多様な就労を年金制度に反映するため、被用者保険の適用拡大を実施しました。
具体的には、短時間労働者を被用者保険の適用対象とすべき事業所の企業規模要件(現行、従業員数500人超)を段階的に引き下げ、2022年10月に100人超規模、2024年10月に50人超規模とします。
賃金要件(月額8.8万円以上)、労働時間要件(週労働時間20時間以上)、学生除外要件については現行のままとし、勤務期間要件(現行、1年以上)については実務上の取扱いの現状も踏まえて撤廃し、フルタイムの被保険者と同様の2か月超の要件を適用することとします。
加えて、強制適用の対象となる5人以上の個人事業所の適用業種に、弁護士、税理士等の士業を追加します。
社会保険の加入対象になる方
・従業員数101人以上(2024年10月からは51人以上)の企業で働く、以下のすべてを満たす人が対象になります。
・週の所定労働時間が20時間以上
・月額賃金が8.8万円以上
・2か月を超える雇用の見込みがある(フルタイムで働く方と同様)
・学生ではない
パートタイム労働者と労働保険
労災保険
労働保険のうちの労災保険は、業務上・通勤時の災害で労働者が被害を被った場合に、療養費や遺族年金などの給付を行う制度です。

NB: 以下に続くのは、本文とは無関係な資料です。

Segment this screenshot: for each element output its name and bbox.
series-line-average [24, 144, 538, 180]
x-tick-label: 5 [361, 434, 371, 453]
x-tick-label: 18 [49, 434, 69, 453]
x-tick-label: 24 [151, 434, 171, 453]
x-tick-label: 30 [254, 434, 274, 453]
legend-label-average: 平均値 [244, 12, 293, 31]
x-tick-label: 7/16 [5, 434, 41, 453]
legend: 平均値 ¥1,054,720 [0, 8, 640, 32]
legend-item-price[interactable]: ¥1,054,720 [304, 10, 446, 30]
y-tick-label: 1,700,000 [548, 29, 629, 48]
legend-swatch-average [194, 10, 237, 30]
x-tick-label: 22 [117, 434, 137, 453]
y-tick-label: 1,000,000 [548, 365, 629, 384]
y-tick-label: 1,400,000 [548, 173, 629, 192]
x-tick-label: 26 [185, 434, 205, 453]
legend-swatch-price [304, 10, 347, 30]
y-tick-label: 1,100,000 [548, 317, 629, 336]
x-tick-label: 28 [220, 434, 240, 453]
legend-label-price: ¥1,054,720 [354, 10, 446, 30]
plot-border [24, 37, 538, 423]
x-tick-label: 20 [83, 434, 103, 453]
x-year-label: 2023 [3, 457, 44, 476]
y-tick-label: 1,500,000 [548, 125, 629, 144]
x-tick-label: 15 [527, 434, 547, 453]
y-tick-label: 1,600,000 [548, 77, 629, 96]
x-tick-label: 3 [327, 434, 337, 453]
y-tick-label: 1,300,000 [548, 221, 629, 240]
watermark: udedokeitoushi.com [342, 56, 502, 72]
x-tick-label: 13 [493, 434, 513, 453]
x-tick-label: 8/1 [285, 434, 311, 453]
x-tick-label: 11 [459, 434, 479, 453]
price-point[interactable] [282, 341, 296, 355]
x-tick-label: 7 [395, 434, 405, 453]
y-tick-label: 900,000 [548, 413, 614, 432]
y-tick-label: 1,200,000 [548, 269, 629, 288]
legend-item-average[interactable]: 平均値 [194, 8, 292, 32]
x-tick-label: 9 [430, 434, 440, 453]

1人でも雇用していれば、原則として労災保険の適用事業所として扱われ、加入が義務付けられます。雇用形態に関係なくすべての労働者に受給権利があるため、パート社員にも加入義務が生じます。
雇用保険
パートタイム労働者でも一定の基準を満たせば雇用保険の被保険者となり、失業等給付が受けられます。
(1) 適用要件
パートタイム労働者でも、以下の①及び②の適用基準のいずれにも該当する場合には 雇用保険の被保険者になります。
雇用保険の適用基準
① 1週間の所定労働時間が20時間以上であること。
②31 日以上引き続き雇用されることが見込まれること。
(2) 適用区分
雇用保険の被保険者は、年齢により次のような被保険者の種類に分類されます。
65歳未満:一般被保険者
65歳以上:高年齢継続被保険者※
※65歳前から引き続き同一の事業主に雇用されている方に限ります。 65歳以降に新たに 雇用された方は被保険者とはなりません。